Smartphonezombies

Ohne Bewegtbild findet weder ein Kinderlied noch eine Menschheitsrettung Beachtung. «Lieder die du sehen musst» von Riklin & Schaub ist bewährt trefflich unbequem.

Dem Auftaktscherz wächst zwar langsam ein Bart und drei Nummern stammen aus früheren Programmen, aber dafür passen sie dramaturgisch prima in den erneuten, optisch aufgehübschten Anlauf von Roman Riklin und Daniel Schaub, einen Zugang zur sich zunehmend unverständlicher gebärdenden Realität zu legen. Bedingt durch ihre gesteigerte Popularität erwächst nicht nur dem Dschungel der Digitalisierung eine schier unermessliche Herausforderung, auch die sich parallel dazu verhaltende Bereitschaft ihres Livepublikums, sie für all ihr Tun zu feiern und mitzusingen, führt aus Künstlerperspektive über kurz oder lang zur Sinnfrage – brauchts uns eigentlich noch? Diese Antwort ist schnell gefunden. Länger benötigte nur der Versuch, ihre hintersinnig-verschroben erscheinenden Ermahnungen aus dem Hinterkopf zu bekommen. Ihr lieblicher Kinderreim «Zehn kleine Smartphonezombies» mit der makaber heiteren Bildentsprechung von Mónica Santana wirkt auf Anhieb irrsinnig übertrieben. Bis einem wieder in den Sinn kommt, dass fernöstliche Grossstädte begonnen haben, die Fussgängersi­gnalisation in den Boden zu verlegen, weil der Blick weg vom Smartphone verbreitet als ein zu grosser Effort angenommen wird.

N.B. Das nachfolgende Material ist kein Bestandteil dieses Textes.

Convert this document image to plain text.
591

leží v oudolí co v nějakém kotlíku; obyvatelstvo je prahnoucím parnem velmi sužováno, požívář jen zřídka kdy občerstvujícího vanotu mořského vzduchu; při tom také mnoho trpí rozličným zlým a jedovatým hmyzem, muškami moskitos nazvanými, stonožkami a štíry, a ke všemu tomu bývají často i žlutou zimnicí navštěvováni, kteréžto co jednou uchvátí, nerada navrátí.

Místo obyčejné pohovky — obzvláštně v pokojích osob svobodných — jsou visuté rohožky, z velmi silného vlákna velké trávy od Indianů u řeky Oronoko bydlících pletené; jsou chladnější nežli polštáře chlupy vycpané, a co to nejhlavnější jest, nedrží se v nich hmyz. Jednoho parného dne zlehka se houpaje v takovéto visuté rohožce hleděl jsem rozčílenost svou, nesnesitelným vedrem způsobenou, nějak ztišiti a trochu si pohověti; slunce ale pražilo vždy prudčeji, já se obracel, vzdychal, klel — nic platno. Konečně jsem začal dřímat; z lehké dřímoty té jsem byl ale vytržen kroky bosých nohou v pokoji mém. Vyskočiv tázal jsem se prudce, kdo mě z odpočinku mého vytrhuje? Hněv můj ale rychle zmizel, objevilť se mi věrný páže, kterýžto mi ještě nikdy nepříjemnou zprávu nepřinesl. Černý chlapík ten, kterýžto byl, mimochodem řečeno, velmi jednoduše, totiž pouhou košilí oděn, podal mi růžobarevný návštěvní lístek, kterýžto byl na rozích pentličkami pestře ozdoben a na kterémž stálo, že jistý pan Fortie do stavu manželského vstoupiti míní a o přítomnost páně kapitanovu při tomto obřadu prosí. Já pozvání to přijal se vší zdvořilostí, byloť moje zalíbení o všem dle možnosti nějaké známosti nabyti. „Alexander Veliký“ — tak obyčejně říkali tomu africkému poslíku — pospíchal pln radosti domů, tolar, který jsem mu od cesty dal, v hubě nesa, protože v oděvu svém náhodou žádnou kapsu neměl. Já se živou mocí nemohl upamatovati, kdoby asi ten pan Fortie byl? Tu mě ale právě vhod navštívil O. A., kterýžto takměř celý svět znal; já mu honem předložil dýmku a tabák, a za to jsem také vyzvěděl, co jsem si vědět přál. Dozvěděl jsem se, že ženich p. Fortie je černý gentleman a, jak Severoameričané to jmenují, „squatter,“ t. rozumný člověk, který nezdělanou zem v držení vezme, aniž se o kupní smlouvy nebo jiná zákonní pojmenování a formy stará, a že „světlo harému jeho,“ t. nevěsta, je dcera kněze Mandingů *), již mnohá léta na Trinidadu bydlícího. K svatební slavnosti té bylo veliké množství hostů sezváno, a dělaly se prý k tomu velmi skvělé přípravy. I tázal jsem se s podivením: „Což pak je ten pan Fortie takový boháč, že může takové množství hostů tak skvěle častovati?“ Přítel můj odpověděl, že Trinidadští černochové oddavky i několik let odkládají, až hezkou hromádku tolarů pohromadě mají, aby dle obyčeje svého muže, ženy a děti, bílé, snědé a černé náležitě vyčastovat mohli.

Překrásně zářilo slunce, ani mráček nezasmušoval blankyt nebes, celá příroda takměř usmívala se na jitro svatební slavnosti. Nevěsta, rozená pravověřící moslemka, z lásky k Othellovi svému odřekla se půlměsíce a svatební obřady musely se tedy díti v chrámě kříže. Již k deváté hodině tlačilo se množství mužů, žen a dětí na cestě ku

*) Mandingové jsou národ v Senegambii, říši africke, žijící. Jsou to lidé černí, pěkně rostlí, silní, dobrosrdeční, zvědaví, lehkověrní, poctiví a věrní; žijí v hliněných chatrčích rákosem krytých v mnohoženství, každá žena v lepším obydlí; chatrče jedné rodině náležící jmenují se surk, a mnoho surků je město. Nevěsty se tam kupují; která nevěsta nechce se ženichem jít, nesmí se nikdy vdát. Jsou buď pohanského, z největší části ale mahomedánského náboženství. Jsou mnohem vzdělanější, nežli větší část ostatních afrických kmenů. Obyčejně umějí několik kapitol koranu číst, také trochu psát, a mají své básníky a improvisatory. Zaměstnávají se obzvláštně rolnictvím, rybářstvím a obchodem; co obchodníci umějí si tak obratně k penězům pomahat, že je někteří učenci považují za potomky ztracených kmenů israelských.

Die zeitgenössische Reaktion auf jedwede Kritik, das affektierte Beleidigtsein, kontern sie mit einem «Mimimi»-Song, der niemanden davon ausnimmt, sich mit etwas Distanz nochmals damit beschäftigen zu müssen. Vergleichbar nahe an individuelle Schmerzgrenzen begeben sie sich mit ihrem «Fake-News»-Song, wozu sie unter vielem anderen auch «Gott hat die Erde und den Himmel erschaffen» zählen. Sie sind sich ihrer eigens geschaffenen Bredouille sehr wohl schmerzlich bewusst. Eine mögliche Exit-Strategie, via eine Kooperation in den Showbizolymp durchzustarten, scheitert an der Weigerung der angefragten Komiker:innen, die sie sich wiederum aneignen und eine ohrwurmverdächtige Nummer daraus schustern. Der zweite Anlauf zur Selbstrettung – filmisch animiert durch Marc Schippert – meint zeitgleich die Eigenbauchbepinselung wie auch eine Verballhornung der Überhöhung des Weltenretters von Ian Fleming. Dieses Showelement treibt einem die Tränen in die Augen, nur nicht aus Rührung. Wenn sie selber nicht bald von den Bakterien auf dem Touchscreen ihrer Telefone, wovor sie humoristisch warnen, flachgelegt werden, müssen sie wohl oder übel weitere Allerweltsbetrachtungen vertonen. Daran, dass Bedarf besteht, sind sie selber schuld.

«Lieder die du sehen musst», 9.11., Casinotheater, Winterthur.